Conclusion on ground for cancellation
Departmental guidelines indicate that this ground is only applicable where there is conflicting information as to the visa holder’s identity and the decision-maker cannot be satisfied as to which, if any, is the true identity. The Departmental guidelines stated that the ground will not be applicable if, for example, a non-citizen has used a false identity to obtain a visa, but their true identity is later confirmed.[6] It logically follows that the ground will not be applicable where a non-citizen has obtained a visa in his confirmed identity but has previously made an application using a false identity as is the case in this review.
[6] Visa Cancellation instructions – General visa cancellation powers (s.109, s.116, s.128, s.134B and s.140) – s.116(1AA) – Not satisfied as to identity
For the reasons set out above, I have found the applicant is [applicant name] born [Date 1]. There is much material before me attesting to the applicant’s good character and contribution to the community since his arrival in Australia, as well as the significant difficulty and distress arising from the cancellation of his visa.

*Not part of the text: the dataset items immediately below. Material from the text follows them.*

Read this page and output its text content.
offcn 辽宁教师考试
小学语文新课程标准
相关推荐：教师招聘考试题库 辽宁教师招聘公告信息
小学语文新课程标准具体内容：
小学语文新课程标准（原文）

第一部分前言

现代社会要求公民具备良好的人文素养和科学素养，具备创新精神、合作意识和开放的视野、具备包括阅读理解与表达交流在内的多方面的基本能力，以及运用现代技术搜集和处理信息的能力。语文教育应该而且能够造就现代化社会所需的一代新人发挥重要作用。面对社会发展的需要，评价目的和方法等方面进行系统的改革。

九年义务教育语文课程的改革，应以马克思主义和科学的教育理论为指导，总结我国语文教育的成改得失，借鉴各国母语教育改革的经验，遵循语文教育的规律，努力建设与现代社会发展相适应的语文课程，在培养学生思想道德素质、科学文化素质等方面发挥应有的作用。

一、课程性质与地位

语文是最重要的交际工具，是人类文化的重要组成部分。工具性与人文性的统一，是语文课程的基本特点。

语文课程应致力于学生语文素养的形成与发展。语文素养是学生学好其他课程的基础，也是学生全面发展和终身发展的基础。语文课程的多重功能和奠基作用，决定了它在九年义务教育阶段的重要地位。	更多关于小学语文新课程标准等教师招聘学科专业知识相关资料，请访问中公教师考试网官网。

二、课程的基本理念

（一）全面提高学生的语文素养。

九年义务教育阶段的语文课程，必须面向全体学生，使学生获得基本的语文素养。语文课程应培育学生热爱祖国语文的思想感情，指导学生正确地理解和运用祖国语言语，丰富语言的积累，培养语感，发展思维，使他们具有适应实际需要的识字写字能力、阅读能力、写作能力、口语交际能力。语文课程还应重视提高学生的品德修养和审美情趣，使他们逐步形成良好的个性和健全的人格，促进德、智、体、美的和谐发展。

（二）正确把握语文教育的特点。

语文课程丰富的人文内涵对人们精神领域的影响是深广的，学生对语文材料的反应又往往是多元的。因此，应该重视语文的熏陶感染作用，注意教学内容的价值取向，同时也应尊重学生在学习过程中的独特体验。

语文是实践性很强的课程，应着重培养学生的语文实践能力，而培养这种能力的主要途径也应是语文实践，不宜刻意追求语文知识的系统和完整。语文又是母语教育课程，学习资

However as I am satisfied as to the applicant’s identity, the ground for cancellation in s.116(1AA) does not exist and the power to cancel the applicant’s visa does not arise. It is therefore not necessary for me to go and consider the discretionary factors set out in the Department’s Procedures Advice Manual (PAM3) ‘General visa cancellation powers’.
DECISION
The Tribunal sets aside the decision under review and substitutes a decision not to cancel the applicant’s Subclass 155 (Five Year Resident Return) visa.